For example, Memcached has its own system to purge items in cache: if it "thinks" that is too full it start purging items in way that is just not predictable.

It is (or should be) known that when you have an external object cache system in place, calling wp_cache_set provides zero warranty that the cache is set. And surely wp_cache_get provides zero warranty the cache is get.

This is why core does not care about what wp_cache_get / wp_cache_set do, and to be honest, there's no way they can do that: WP allows complete override of cache functions, so core has completely no clue what those functions actually do, because those functions are literally re-written by 3rd party.

On the other hand, popular cache systems are designed to be very fault tolerant, and large-scale WP setups use redudant cache servers: when, let's say, four cache servers are connected to an application, the odds that update fails in all them are scarce. On top of that, such large-scale WP setups have monitoring in place to check health status of cache servers.

That said, the possibility of issues is never zero.
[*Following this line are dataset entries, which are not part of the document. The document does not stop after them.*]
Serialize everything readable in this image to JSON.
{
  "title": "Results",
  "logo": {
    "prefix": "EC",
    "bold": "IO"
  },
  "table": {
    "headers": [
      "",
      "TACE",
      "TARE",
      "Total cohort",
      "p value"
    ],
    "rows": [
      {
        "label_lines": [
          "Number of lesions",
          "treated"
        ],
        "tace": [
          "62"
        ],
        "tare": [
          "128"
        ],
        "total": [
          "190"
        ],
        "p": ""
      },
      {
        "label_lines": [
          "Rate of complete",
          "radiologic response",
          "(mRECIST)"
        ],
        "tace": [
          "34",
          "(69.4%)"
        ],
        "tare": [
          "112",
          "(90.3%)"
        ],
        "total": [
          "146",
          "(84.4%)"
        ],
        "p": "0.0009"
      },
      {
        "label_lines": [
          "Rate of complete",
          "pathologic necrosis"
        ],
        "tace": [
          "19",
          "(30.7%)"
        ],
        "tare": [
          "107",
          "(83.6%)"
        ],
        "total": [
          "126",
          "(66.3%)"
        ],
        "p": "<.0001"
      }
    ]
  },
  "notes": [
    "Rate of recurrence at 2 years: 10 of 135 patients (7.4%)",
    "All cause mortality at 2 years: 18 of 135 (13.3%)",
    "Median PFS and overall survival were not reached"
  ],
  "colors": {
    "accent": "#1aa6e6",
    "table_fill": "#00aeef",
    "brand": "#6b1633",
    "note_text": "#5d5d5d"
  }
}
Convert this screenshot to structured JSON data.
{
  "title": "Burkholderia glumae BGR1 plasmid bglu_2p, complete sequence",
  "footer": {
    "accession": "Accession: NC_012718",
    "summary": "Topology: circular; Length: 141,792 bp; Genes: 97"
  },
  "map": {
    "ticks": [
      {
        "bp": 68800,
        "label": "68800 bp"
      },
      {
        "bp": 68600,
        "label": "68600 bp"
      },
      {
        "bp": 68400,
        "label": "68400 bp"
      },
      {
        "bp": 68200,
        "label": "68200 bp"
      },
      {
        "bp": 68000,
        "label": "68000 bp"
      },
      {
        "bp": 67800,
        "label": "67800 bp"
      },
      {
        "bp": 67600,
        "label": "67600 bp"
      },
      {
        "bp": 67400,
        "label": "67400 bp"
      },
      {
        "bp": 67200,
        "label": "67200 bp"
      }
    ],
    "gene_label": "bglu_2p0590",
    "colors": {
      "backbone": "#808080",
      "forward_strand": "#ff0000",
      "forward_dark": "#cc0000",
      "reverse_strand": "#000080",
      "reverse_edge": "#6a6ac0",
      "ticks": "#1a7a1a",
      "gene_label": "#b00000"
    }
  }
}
This is why, for example, no hosting provider says "uptime 100% guaranteed".

Even if you remove the cache variable, a glitch might happen also in DB connection, and again, only redundance and monitoring can mitigate that.

In conclusion, yes, cache can be problematic, but no, WP core can't really do anything about that. Redundance and monitoring helps in lowering the possibility of issues to an acceptable level that, in any case, is never zero.